There is some discussion about adding back a control panel, although most of the initial feedback we received was to focus on exposing controls via standard Linux mechanisms (eg sysfs), which we are doing, and allowing DE's to write a generic control panel instead. Progress on generic control panels does not really seem to be happening though (driconf is still the standard after ~15 years) so we may have to revisit that.
By the way: We are also still using some machines at work equipped with nvidia cards, for example if an order got wrong, the machine beeing older (we all know nvidia was the way to go in former times...) or in notebooks where we might have no choice. We're using thinkpads and docking stations for people which need to be agile in some way, so if lenovo decides to use nvidia in a new laptop series, we'll have nvidia chips or non working docking stations... I dislike praying to god for nouveau beeing useful enough to get the nvidia blob installed after a new install. I dislike praying that nvidias legacy crap drivers will compile with newer kernels. I never use the nvidia control panel for linux, because there is no functionality I care of, neither do the users. If that one is deemed "rather good", well...
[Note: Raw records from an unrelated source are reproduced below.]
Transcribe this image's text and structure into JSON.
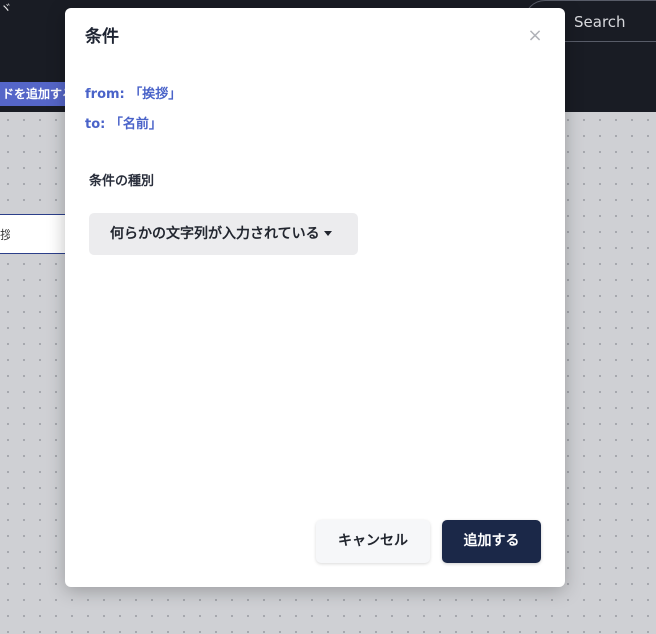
{
  "header": {
    "glyph": "ヾ",
    "search_label": "Search",
    "add_node_label": "ドを追加する"
  },
  "canvas": {
    "node_label": "拶"
  },
  "modal": {
    "title": "条件",
    "close_symbol": "×",
    "from_text": "from: 「挨拶」",
    "to_text": "to: 「名前」",
    "condition_type_label": "条件の種別",
    "condition_selected": "何らかの文字列が入力されている",
    "cancel_label": "キャンセル",
    "add_label": "追加する"
  },
  "colors": {
    "header_bg": "#191c24",
    "accent_link": "#4a63c9",
    "primary_button": "#1b2848",
    "add_node_button": "#5566c8"
  }
}
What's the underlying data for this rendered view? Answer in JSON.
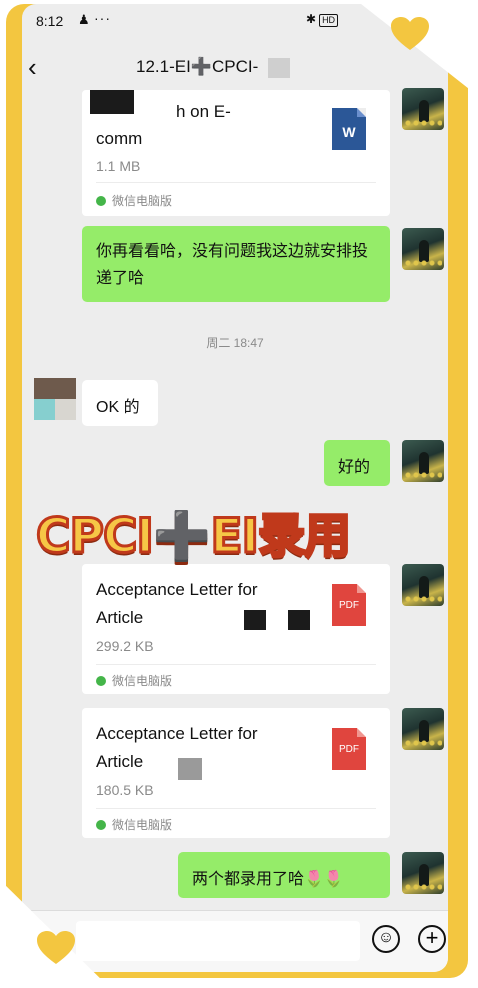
{
  "statusbar": {
    "time": "8:12",
    "right_icons": "✱",
    "hd": "HD"
  },
  "navbar": {
    "title": "12.1-EI➕CPCI-"
  },
  "messages": {
    "card1": {
      "filename_line1": "h on E-",
      "filename_line2": "comm",
      "filesize": "1.1 MB",
      "source": "微信电脑版",
      "icon_label": "W"
    },
    "msg_green1": "你再看看哈，没有问题我这边就安排投递了哈",
    "timestamp": "周二 18:47",
    "msg_white1": "OK 的",
    "msg_green2": "好的",
    "card2": {
      "filename_line1": "Acceptance Letter for",
      "filename_line2": "Article",
      "filesize": "299.2 KB",
      "source": "微信电脑版",
      "icon_label": "PDF"
    },
    "card3": {
      "filename_line1": "Acceptance Letter for",
      "filename_line2": "Article",
      "filesize": "180.5 KB",
      "source": "微信电脑版",
      "icon_label": "PDF"
    },
    "msg_green3": "两个都录用了哈🌷🌷"
  },
  "overlay": {
    "text": "CPCI➕EI录用"
  },
  "inputbar": {
    "emoji": "☺",
    "plus": "+"
  },
  "colors": {
    "accent_yellow": "#f3c640",
    "bubble_green": "#95ec69",
    "chat_bg": "#ededed",
    "overlay_stroke": "#c0391b"
  }
}
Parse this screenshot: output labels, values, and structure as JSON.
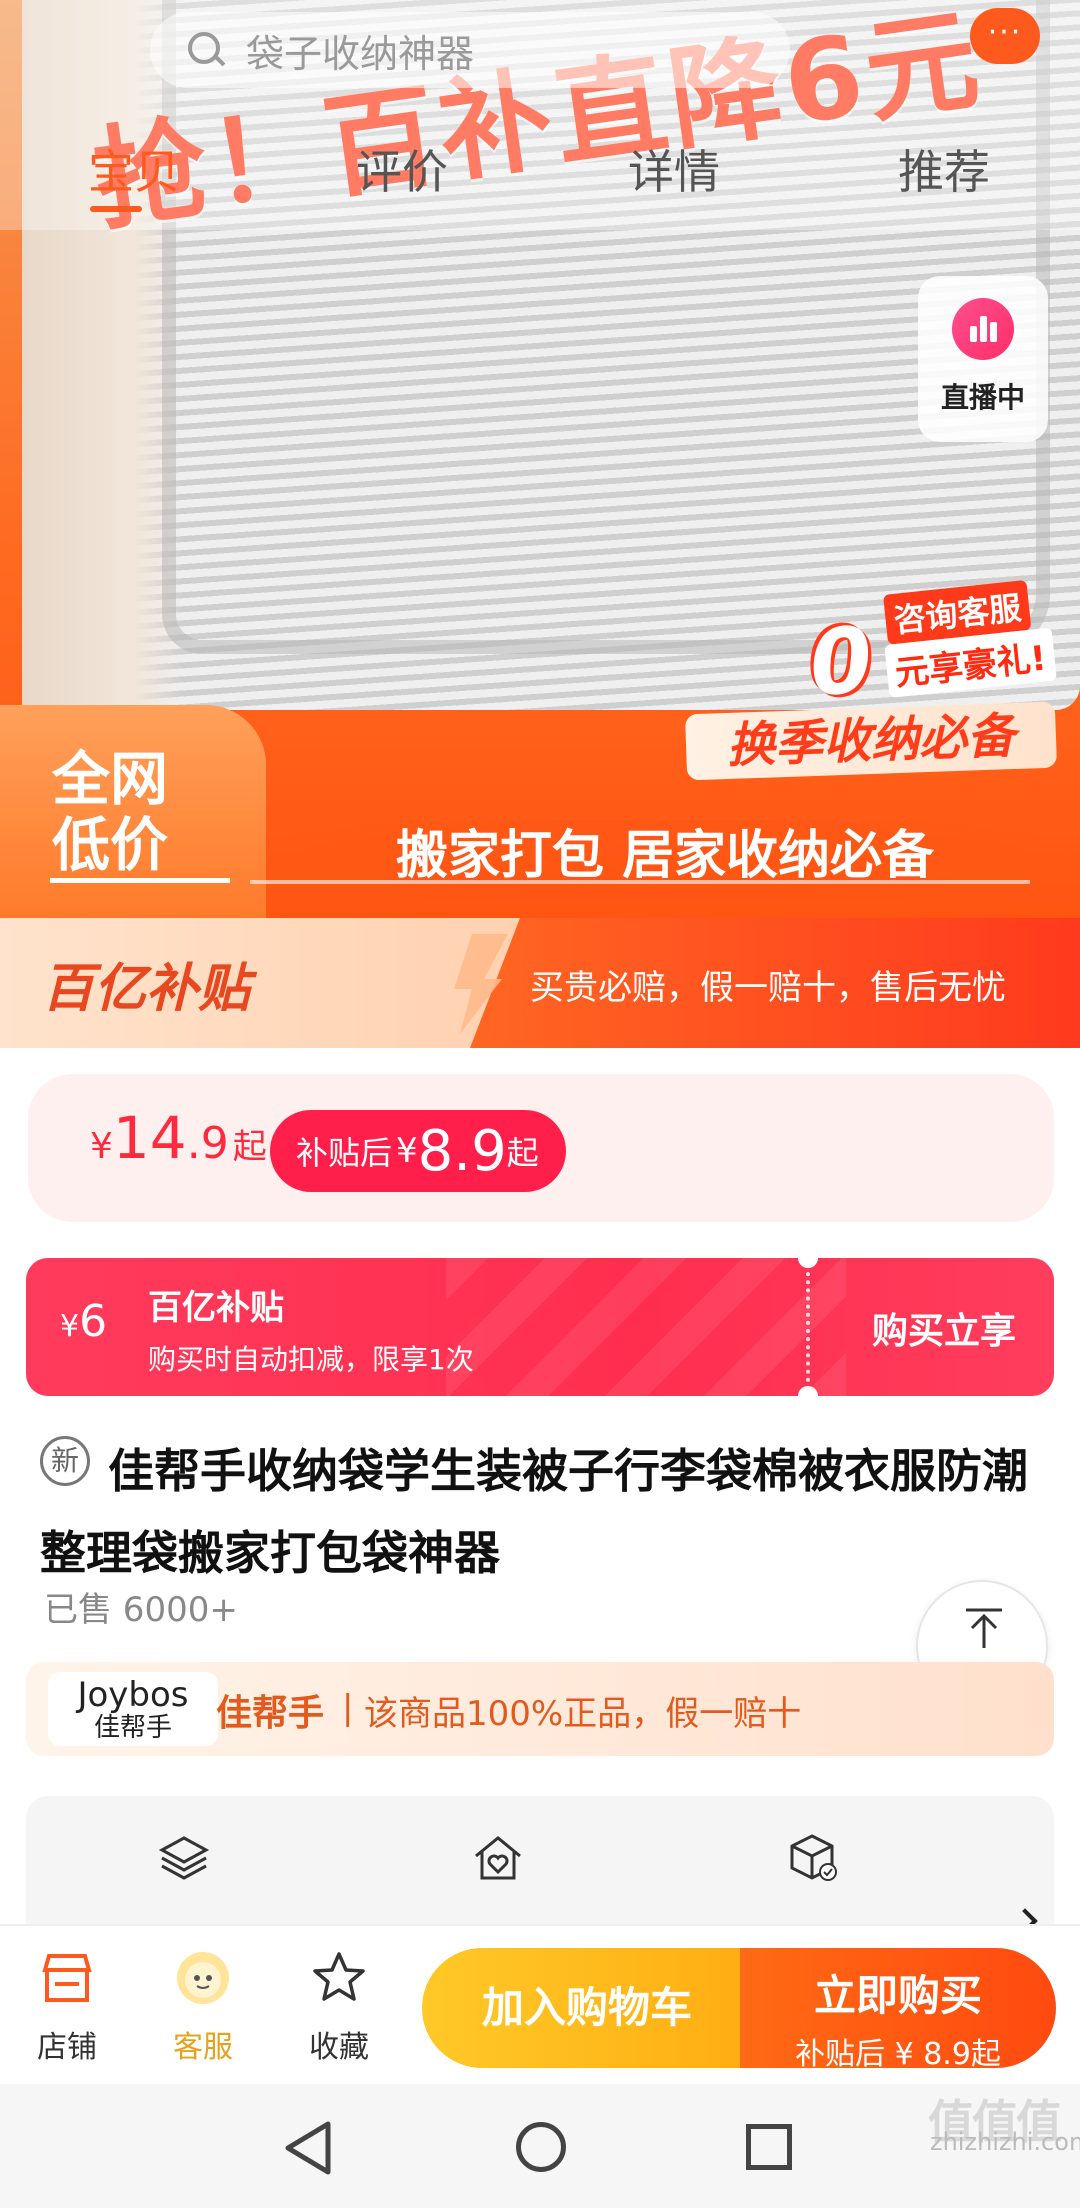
{
  "header": {
    "search_placeholder": "袋子收纳神器",
    "more_label": "···",
    "tabs": [
      {
        "label": "宝贝"
      },
      {
        "label": "评价"
      },
      {
        "label": "详情"
      },
      {
        "label": "推荐"
      }
    ]
  },
  "hero": {
    "headline": "抢！百补直降6元",
    "live_label": "直播中",
    "consult_line1": "咨询客服",
    "consult_zero": "0",
    "consult_line2": "元享豪礼!",
    "season_tag": "换季收纳必备",
    "low_price_line1": "全网",
    "low_price_line2": "低价",
    "slogan": "搬家打包 居家收纳必备"
  },
  "subsidy_banner": {
    "logo": "百亿补贴",
    "text": "买贵必赔，假一赔十，售后无忧"
  },
  "price": {
    "currency": "¥",
    "int": "14",
    "dec": ".9",
    "suffix": "起",
    "subsidy_label": "补贴后",
    "subsidy_currency": "¥",
    "subsidy_value": "8.9",
    "subsidy_suffix": "起"
  },
  "coupon": {
    "currency": "¥",
    "amount": "6",
    "title": "百亿补贴",
    "desc": "购买时自动扣减，限享1次",
    "action": "购买立享"
  },
  "product": {
    "new_badge": "新",
    "title": "佳帮手收纳袋学生装被子行李袋棉被衣服防潮整理袋搬家打包袋神器",
    "sold": "已售 6000+"
  },
  "to_top": {
    "label": "顶部"
  },
  "brand": {
    "logo_en": "Joybos",
    "logo_cn": "佳帮手",
    "name": "佳帮手",
    "separator": "|",
    "claim": "该商品100%正品，假一赔十"
  },
  "bottom_bar": {
    "shop": "店铺",
    "service": "客服",
    "favorite": "收藏",
    "add_cart": "加入购物车",
    "buy_now": "立即购买",
    "buy_sub": "补贴后 ¥ 8.9起"
  },
  "watermark": {
    "brand": "值值值",
    "url": "zhizhizhi.com"
  },
  "colors": {
    "accent": "#ff5a1e",
    "price_red": "#ff1f4a",
    "cart_yellow": "#ffc928"
  }
}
You can install and update drivers yourself today via repos from Canonical and other third parties (oibaf, padoka) but I understand the desire for a Windows-style installer (it seems to be the one thing that even some people who hate Windows want to keep, despite it being contrary to pretty much every Linux convention out there). You will probably see some improvements there, although we will also probably get more flak than support for everything we do in that direction.
More in general I would like the game developers to have drivers that they can rely on, so that they do not only support nvidia. For this driver will have to have qualities like completeness, stability, and user friendliness.
In terms of Stability, there also isn't too much too desire these days, my R9 Fury card at home runs well using the OSS Stack. I might be lucky, but that's the way I experience the current stack, and i think more and more people are experiencing the same.
In terms of friendliness i don't miss anything. I'm tweaking in game gfx options to my needs and then never care again. Things just work. What could anyone desire more?